What we need is for our `amb` operator to select from the pool of digits, but when it does so, it removes that selected value from the pool. In a logic programming language, such as Prolog, this is accomplished easily enough as nondeterminism and memoization (via difference lists) are part of the language semantics. A clear way of dissecting this particular problem was presented to me by Dirk Thierbach in a forum post on comp.lang.haskell, so I present his approach in full:

• I need both state and nondeterminism, so I have to combine the state monad and the list monad. This means I need a monad transformer and a monad (you need to have seen this before, but if you have once, it's easy to remember).

• The state itself also has to be a list (of candidates).

• So the final monad has type `StateT [a] [] b`.

• I need some function to nondeterministically pick a candidate. This function should also update the state.

• Played around a short time with available functions, didn't get anywhere.

• Decided I need to go to the "bare metal".

• Expanded `StateT [a] [] a` into `[a] → [(a,[a])]`, then it was obvious what `choose` should do.

• Decided the required functionality "split a list into one element and rest, in all possible ways" was general enough to deserve its own function.

• Wrote it down, in the first attempt without accumulator.

• Wrote it down again, this time using an accumulator.

With this approach presented, writing the implementation simply follows the type declaration:

`splits :: Eq a ⇒ [a] → [(a, [a])]splits list = list >>= λx . return (x, delete x list)`

Although, please do note, this implementation differs significantly from Dirk's, they both accomplish the same result. Now we lift this computation into the State monad transformer (transformers are a topic covered much better elsewhere) ...

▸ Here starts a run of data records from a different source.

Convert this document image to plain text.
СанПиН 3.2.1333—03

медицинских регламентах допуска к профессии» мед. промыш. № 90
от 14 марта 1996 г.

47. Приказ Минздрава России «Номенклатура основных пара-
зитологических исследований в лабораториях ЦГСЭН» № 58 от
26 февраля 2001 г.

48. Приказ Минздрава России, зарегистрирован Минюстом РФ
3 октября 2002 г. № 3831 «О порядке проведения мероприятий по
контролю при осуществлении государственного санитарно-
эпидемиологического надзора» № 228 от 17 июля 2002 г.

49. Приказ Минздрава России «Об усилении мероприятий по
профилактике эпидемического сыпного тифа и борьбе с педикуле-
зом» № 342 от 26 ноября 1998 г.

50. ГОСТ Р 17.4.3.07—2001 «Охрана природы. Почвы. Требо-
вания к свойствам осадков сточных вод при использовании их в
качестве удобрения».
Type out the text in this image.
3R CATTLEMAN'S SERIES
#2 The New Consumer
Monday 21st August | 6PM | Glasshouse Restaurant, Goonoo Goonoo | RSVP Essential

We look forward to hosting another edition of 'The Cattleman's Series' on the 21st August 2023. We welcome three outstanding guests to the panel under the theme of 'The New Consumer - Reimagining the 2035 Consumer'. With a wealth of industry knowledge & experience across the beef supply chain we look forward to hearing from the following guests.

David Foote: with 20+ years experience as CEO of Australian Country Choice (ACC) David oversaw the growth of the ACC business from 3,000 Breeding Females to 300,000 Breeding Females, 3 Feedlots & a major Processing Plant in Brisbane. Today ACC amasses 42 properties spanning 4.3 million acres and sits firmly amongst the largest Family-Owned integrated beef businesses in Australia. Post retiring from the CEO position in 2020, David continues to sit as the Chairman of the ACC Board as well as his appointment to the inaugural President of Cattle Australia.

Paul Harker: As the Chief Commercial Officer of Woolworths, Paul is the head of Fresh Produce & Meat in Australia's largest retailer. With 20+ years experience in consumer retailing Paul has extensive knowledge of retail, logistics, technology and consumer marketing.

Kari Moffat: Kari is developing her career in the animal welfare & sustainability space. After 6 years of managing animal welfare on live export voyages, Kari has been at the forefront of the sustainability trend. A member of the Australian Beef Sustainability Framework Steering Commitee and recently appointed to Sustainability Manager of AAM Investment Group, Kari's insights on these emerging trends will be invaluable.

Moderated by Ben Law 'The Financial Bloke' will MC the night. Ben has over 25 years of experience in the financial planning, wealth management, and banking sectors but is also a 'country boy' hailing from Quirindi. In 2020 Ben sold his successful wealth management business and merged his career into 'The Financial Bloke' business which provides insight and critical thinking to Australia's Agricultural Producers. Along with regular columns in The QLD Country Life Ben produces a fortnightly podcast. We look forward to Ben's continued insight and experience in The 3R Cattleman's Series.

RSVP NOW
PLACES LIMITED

`choose :: StateT [a] [] achoose = StateT \$ λs . splits s`

... and then replace the (forgetful) `digit` generator with the (memoizing) `choose` (which then eliminates the need for the `different guard`) to obtain the same result with a slight savings of time [the result returned in 0.04 seconds]. By adding these two new functions and lifting the nondeterminism into the StateT we not only saved an imperceptibly few sub-seconds (my view is optimizing performance on sub-second computations is silly), but, importantly, we eliminated more unnecessary branches at the nondeterministic choice-points.

In summary, this entry has demonstrated how to program with choice using the MonadPlus class. We started with a simple example that demonstrated (naïve) nondeterminism, then improved on that example by pruning branches and options with the guard helper function. Finally, we incorporated the technique of memoization here that we exploited to good effect in other computational efforts to prune away redundant selections. The end result was a program that demonstrated declarative nondeterministic programming not only fits in the (monadic) idiom of functional program but also provides solutions efficiently and within acceptable performance measures.

#### 1 comment:

Andy said...

This post is very informative, though I will need some time to digest it. I am currently using nondeterminism in instruction selection for a compiler - it relates to branch instruction size being dependent on the offset jumped. This will involve some dependency analysis (via Data.Graph I imagine) - but currently just tries all options - which makes it scale pretty horribly when multiple branches instructions exist.